El segundo elemento que quiero recoger tiene que ver con el desarrollo de un sistema de estadísticas verdes. Este comprende indicadores que permitan monitorear el crecimiento de producción y empleo en sectores estratégicamente verdes; el “enverdecimiento” de los demás sectores a través de la gestión ambiental de sus procesos productivos; y la huella ambiental de todos los sectores. No sólo es evidente que el monitoreo de estos indicadores es la guía indispensable de la política pública hacia el futuro, sino que la publicación “ruidosa” de estos indicadores es en sí misma una poderosa herramienta de formación de una cultura verde de producción y consumo.

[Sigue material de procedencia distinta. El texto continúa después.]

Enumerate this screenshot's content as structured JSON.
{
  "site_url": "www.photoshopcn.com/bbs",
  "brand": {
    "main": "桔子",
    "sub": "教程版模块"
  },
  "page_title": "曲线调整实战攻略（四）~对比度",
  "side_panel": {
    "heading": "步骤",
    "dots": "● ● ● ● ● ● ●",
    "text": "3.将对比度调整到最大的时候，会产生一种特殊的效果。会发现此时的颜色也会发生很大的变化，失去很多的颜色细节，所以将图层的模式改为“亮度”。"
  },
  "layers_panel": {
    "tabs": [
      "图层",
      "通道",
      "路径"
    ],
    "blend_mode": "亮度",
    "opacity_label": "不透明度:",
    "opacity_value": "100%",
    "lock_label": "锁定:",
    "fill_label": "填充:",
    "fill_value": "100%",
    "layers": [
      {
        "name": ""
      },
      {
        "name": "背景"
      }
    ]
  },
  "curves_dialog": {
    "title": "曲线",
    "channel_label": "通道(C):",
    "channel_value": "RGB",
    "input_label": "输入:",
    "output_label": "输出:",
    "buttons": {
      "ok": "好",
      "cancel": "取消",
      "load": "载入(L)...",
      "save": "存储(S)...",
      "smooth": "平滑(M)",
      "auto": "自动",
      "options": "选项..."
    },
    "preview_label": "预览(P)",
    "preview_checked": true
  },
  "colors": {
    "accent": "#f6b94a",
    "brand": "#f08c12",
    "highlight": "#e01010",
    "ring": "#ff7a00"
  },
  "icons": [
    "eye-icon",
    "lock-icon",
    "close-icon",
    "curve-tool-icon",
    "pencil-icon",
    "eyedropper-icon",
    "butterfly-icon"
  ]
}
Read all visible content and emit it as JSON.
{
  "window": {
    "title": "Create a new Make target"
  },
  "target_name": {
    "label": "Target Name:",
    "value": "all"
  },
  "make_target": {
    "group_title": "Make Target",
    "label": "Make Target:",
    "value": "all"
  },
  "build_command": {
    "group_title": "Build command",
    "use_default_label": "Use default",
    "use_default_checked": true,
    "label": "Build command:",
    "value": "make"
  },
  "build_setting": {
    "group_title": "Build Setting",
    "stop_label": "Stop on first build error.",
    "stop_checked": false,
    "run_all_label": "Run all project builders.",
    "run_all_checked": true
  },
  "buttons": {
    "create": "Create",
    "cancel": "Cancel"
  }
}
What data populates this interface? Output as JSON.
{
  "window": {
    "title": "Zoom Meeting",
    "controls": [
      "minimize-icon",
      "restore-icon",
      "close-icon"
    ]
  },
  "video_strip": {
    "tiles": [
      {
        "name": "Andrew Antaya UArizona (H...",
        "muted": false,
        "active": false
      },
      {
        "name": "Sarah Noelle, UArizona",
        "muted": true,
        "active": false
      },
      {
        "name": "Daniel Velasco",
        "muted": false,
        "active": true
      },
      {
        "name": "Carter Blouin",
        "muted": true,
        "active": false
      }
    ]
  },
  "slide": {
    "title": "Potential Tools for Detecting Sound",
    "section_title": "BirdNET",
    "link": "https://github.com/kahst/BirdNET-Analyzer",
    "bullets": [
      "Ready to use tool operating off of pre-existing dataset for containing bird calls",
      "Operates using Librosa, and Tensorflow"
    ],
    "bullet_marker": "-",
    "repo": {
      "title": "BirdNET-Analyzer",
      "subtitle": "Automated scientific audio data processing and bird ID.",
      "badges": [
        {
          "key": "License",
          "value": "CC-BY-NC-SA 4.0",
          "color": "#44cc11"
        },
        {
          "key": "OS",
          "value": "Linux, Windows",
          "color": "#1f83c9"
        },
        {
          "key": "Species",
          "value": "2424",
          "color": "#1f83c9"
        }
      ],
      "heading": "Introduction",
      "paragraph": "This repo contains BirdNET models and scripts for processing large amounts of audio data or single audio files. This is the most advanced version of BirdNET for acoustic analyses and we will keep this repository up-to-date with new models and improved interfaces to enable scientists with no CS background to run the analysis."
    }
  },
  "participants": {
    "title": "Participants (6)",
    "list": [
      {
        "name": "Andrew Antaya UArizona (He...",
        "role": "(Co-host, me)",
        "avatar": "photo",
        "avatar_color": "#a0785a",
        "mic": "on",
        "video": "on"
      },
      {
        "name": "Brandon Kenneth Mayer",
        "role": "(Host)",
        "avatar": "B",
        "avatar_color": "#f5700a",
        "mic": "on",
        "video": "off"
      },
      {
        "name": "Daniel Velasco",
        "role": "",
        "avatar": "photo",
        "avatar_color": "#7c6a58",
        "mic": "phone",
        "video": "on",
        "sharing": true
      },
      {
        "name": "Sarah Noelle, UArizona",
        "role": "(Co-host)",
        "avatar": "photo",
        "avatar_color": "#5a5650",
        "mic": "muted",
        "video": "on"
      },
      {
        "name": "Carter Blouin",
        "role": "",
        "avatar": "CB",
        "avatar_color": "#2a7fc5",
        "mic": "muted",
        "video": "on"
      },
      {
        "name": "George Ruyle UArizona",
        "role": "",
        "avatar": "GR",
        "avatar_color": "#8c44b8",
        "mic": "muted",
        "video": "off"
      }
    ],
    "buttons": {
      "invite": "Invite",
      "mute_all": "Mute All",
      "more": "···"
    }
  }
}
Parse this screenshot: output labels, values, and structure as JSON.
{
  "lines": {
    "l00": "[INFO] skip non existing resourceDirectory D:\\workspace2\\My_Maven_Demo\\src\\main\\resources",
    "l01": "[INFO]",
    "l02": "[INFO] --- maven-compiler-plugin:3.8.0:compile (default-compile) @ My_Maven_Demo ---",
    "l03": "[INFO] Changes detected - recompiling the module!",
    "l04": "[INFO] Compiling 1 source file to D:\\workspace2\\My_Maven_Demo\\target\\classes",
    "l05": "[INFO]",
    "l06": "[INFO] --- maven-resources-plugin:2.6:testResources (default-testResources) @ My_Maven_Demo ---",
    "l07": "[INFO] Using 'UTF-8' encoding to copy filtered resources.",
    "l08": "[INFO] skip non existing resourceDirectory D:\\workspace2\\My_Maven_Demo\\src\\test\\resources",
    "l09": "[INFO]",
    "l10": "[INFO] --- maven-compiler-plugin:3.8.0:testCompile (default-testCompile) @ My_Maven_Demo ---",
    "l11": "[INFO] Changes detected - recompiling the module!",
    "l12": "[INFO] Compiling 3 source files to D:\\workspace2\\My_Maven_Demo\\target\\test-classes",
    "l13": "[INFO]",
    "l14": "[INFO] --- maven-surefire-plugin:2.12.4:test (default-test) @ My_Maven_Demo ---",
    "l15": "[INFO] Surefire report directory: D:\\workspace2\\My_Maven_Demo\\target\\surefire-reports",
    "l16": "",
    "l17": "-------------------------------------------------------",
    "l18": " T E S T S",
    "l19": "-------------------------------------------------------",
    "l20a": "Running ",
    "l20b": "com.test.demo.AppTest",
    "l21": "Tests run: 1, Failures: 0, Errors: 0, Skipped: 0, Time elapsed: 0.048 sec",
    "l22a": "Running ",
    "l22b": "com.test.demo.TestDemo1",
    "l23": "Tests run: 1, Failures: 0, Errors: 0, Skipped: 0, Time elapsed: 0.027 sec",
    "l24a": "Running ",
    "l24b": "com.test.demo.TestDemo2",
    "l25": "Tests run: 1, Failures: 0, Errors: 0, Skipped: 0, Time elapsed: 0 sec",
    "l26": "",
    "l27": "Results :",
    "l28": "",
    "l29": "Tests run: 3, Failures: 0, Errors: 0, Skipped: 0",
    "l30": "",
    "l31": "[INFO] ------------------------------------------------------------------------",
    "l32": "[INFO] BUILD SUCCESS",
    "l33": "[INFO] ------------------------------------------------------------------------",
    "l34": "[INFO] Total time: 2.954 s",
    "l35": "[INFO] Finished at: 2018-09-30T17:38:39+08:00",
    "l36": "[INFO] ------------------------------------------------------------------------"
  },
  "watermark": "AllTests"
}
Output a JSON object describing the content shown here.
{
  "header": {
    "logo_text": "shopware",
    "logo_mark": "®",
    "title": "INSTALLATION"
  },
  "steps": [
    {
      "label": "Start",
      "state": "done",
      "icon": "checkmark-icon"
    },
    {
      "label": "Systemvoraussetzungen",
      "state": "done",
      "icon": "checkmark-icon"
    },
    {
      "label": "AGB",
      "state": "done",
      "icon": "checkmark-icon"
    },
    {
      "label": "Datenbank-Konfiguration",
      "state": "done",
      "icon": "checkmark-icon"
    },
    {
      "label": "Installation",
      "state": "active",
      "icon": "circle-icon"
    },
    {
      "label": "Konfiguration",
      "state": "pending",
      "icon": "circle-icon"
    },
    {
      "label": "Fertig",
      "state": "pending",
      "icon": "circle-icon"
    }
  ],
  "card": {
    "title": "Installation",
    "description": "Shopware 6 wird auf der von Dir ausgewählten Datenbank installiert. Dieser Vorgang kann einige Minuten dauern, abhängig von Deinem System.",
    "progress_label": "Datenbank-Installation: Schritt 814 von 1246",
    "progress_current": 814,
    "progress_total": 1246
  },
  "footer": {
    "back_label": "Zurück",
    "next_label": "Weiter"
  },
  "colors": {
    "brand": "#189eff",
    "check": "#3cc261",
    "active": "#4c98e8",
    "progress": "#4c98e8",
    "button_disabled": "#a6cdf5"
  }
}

El corazón de ese sistema debería ser la medición del “PIB verde”: una medida del PIB, según lo define las Naciones Unidas, que resta el costo de la degradación y agotamiento ambiental al PIB que estamos acostumbrados a medir. Llegar a ese corazón tomará tiempo, por una serie de razones que han frenado la medición del PIB verde en todo el mundo, pero a esa meta nos debe llevar el sistema de estadísticas verde.

En el más corto plazo, es posible y necesario empezar a medir la producción de bienes y servicios verdes, como bioeconomía, ecoturismo, economía circular, aprovechamiento forestal y energía, movilidad y construcción sostenibles. Para esto se requiere adoptar una clasificación sectorial complementaria a la actual CIIU que permita “marcar” las empresas que producen bienes y servicios estratégicos dentro de lo verde en las bases de datos estadísticas (como las del DANE) y administrativas (como el RUT y la PILA). Se debe también generar una estrategia efectiva de comunicación de indicadores que ya se miden, como el uso y agotamiento de recursos capturado por la Cuenta Satélite Ambiental del DANE, y la gestión ambiental en la producción, capturada para la industria por la “Encuesta Ambiental Industrial”.  

Ojalá no acabe engavetado este esfuerzo de la Misión de Crecimiento Verde, que empleó mucho cerebro y un presupuesto no despreciable, y que tiene muy buenos resultados para mostrar. Que así sea depende de que el actual gobierno se emplee a fondo para dejar “pisados” algunos de estos compromisos. También de que el nuevo presidente asuma con responsabilidad y mano firme, pero sin dramatismo ni simplismo ambientalista, su papel de líder en la transformación del modelo de crecimiento.